Optimization of hexavalent chromium removal from aqueous solutions using Eichhornia crassipes-derived adsorbents through a response surface methodology

Abstract

Heavy metal contamination, particularly hexavalent chromium (Cr(VI)), in water bodies poses severe environmental and health risks. In recent years, using natural adsorbents for removing heavy metals has gained intensive interest thanks to their eco-friendliness and cost-effectiveness. In this work, lignocellulosic biomass materials were modified and employed as adsorbents to remove Cr(VI) from contaminated water. Adsorbent materials derived from Eichhornia crassipes showed the significance of removing Cr (VI) from the aqueous solution after being treated by H₂SO₄ acid 1.5% w/v at 45^oC for 30 h. After localising the upper and lower limits of each factor, design under the response surface models (RSM) using the Box–Behnken Design (BBD) method was used to optimise enhancement of the removal of Cr(VI).
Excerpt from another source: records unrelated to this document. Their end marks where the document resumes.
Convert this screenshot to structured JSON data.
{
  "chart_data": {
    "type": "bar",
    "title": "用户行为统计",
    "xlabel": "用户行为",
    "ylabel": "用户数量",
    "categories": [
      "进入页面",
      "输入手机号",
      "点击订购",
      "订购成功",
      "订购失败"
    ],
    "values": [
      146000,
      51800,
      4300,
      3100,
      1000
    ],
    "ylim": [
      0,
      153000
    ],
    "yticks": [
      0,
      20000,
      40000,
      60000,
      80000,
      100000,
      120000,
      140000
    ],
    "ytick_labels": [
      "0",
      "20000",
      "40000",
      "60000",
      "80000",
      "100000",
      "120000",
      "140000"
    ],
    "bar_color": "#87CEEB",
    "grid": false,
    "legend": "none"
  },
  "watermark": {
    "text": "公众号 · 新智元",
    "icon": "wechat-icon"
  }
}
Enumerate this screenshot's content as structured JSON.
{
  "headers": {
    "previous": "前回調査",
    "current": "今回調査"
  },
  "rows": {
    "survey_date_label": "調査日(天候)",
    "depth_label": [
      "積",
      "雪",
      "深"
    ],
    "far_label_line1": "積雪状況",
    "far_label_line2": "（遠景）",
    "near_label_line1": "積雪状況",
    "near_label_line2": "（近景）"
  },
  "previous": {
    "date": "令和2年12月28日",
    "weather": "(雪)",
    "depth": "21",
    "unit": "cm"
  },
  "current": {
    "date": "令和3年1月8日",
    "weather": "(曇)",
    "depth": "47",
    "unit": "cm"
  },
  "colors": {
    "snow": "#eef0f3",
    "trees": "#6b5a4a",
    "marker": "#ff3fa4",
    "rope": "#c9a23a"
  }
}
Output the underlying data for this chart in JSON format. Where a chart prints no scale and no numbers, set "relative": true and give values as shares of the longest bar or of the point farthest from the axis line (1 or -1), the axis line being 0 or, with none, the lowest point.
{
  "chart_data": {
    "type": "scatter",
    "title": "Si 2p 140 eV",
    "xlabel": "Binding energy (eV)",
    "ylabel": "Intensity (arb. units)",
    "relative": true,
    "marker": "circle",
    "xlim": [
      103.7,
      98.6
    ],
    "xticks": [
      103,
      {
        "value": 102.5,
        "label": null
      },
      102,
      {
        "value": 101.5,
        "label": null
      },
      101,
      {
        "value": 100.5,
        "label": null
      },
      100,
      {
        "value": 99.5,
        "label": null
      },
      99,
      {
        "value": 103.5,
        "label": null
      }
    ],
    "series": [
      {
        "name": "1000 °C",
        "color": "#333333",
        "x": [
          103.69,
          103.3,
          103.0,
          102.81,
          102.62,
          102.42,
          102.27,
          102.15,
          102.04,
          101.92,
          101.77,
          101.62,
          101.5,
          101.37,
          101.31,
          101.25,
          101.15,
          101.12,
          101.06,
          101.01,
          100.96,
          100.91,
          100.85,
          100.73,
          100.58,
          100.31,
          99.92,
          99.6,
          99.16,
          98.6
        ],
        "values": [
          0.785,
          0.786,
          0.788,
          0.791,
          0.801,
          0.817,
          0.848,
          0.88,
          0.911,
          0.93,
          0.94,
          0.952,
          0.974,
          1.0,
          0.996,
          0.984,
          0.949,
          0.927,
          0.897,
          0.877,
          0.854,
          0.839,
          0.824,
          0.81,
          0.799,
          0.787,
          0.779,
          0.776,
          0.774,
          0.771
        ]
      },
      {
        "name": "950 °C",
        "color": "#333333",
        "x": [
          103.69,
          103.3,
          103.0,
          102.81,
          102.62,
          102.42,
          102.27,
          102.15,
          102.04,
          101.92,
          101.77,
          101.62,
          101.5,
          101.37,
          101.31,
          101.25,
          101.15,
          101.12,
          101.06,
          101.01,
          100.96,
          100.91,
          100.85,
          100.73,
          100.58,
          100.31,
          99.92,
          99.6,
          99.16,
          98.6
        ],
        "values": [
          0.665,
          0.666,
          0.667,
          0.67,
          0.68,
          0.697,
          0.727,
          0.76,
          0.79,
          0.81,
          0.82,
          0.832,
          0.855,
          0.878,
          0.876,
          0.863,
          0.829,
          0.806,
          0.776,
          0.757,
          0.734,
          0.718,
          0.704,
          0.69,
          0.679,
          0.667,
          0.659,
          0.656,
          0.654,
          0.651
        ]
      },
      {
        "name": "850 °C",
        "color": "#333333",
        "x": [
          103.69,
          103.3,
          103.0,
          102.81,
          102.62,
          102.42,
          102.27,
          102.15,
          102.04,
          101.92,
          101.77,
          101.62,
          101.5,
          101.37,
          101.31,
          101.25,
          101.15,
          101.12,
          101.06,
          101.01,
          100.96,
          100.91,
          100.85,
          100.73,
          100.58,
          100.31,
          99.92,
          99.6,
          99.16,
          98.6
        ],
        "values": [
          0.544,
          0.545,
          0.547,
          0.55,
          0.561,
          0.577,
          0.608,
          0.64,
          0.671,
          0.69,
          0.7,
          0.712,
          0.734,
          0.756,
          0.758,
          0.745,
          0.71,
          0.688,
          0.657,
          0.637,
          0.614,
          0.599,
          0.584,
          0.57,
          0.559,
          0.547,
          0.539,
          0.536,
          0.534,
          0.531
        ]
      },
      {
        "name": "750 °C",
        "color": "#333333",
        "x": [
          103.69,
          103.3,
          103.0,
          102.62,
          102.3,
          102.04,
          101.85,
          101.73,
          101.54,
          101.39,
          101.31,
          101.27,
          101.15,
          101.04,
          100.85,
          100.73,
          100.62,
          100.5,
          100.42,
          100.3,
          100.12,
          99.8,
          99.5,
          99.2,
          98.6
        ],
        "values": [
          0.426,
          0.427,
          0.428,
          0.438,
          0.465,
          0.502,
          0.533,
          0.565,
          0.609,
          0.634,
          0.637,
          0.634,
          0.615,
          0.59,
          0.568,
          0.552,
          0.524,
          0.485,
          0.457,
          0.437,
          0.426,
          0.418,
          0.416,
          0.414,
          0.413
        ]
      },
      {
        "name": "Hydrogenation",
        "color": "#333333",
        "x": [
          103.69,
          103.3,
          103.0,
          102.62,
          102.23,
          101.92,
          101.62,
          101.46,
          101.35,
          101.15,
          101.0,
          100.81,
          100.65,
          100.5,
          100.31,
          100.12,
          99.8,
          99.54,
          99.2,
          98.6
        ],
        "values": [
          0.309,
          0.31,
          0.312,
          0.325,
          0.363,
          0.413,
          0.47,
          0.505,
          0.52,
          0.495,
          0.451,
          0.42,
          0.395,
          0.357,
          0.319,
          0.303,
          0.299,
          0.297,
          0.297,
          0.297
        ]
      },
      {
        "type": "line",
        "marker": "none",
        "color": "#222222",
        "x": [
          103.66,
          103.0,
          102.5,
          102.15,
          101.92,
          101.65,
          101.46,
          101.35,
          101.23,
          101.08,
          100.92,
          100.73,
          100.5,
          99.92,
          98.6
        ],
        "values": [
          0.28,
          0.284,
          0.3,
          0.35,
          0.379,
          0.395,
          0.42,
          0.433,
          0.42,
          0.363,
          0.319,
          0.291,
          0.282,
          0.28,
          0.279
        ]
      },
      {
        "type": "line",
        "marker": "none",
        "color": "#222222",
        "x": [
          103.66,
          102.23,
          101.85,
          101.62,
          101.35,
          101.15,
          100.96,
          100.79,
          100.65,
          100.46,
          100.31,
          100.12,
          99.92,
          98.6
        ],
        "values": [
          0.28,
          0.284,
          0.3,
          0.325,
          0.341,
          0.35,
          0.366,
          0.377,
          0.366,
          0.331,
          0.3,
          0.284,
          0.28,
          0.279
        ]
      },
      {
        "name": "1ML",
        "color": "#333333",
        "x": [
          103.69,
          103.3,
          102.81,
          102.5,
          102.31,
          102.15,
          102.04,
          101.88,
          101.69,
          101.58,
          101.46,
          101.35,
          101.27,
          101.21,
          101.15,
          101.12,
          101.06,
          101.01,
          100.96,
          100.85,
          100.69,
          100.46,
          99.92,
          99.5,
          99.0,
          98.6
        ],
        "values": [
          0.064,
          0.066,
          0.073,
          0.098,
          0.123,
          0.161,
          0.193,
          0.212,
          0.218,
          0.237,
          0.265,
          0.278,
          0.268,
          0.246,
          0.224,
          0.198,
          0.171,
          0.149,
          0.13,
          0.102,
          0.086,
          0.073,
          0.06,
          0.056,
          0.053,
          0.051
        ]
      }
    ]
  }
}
The strategy showcased the ability to construct a second-degree polynomial model that is highly valid (R2˃0.9805) and includes statistically significant interactions (P < 0.05). The findings indicated that the highest capacity for adsorbing Cr(VI) was 41.53 mg/g, which was attained by using 15 g/L of adsorbent, maintaining a pH of 3, starting with a Cr(VI) concentration of 130 mg/L, and allowing a contact duration of 80 minutes.